Barba Why did I lie to him. Why did I not say I need his help and took my chance for my head to be blown off. Barba I am sorry to lay this all on you. I know you are just an ADA but I feel like you would not judge me. Anyways Lewis is time to make my story I told Cragen real. After I send this it all happens. Go and check if I died.

If I do die from all this… I hope you let everyone we are close with know my story… Also know that I did not back down from a fight… I will always be grateful for SVU and all my friends including you, Rafael. If you would handle my funeral. Simon (my half-brother) doesn't ever want to talk about it. Anyways I will write my funeral plans down for you to use if you would do it if not it's fine just ignore everything past my name signed… Let everyone know that I love them and if I am able to where you go after you pass, miss them…

Yours Truly

Olivia Benson

Detective Olivia Benson's Funeral Plans

I want to have a black or brown Casket if possible

I want only want Amanda, Nick, Cragen, John, Mel and You in the front row

I don't want Stabler there

I want people to be given the chance to talk at my funeral go row by row starting at the front

I want my close friends that I mention in the 2 thing in my list

Idc about the rest you choose

Thank you Rafael for doing this I know it is hard

I feel "Fin do you know if she made it out alive"

"I mean nobody has heard from her."

"Call Mel and ask her, please Fin. We need to help her. You don't understand. Olivia needs us now more than ever. I also want Amanda protected at all costs. Lewis means harm. He attacked her and tortured her for 32 hrs. I mean she doesn't want to report it because Lewis is going to go after Amanda."

"Oh my god.

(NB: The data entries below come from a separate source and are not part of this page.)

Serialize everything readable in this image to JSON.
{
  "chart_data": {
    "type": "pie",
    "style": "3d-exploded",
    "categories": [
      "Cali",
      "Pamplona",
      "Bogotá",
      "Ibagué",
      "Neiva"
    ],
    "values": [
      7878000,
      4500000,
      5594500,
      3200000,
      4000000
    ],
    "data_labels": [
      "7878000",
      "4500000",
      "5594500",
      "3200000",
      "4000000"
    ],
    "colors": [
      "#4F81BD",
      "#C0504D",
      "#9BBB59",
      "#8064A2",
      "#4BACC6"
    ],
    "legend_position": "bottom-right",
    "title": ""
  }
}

Barba when did you get closer to Olivia than I do but is she okay?"

"To be honest I don't know when we got close. I am trying to figure out what hospital she is at. She left her funeral plans and if she does survive… She… Might…"

"She might what?"

"She might leave SVU or retire… She's done… She can't take it anymore… Lewis broke her."

"Damn it."

My phone beeps and I see it's an unknown number.

"Fin, I got another call."
I hang up and answer

"Barba"

"Rafael… It's Olivia…"

"Are you okay?"

"I don't know. I need someone here without me… I feel like hell and they don't know if I will live through the night. Will you please come. I love you Rafael."

"What hospital?"

As soon as she told me I was running out of my office telling Carmen to cancel my meetings. I have a family emergency. Also to take the rest of the day after she tells the DA. I get to her room just in time to see the nurses covering her body. I rushed in and said "I love you too Olivia. I always thought it was going to be you and me till we die old together." I was hoping she would sit up or something to say it's alright and she was fine. The nurse escorted me out of the room and gave a small smile of sadness.

I ran out of the hospital straight to SVU. Fin stands when he sees me. Everyone looks at FIn confused. I walk up to him with people staring knowing something is going on. I mean I have tears running down my face. I can feel them. All I manage to say is "She's gone."

Fin, I see the tears threatening his eyes. Everyone looks confused. I handed him the letter. Fin, he reads the letter and then he walks over to Olivia's desk and pushes everything off it. He then says "This should not have been her last battle. She had so much more to give to this world. Olivia may be gone today but she will always be in my heart. I will fight harder for her."

I hear everyone gasp and all I do is walk out.

Few weeks later was her funeral services and Stabler showed up but Fin and Munch escorted him out to respect her wishes. So many people showed up. I could only chuckle at the thought Olivia would hate this. She would not want people to grieve for her.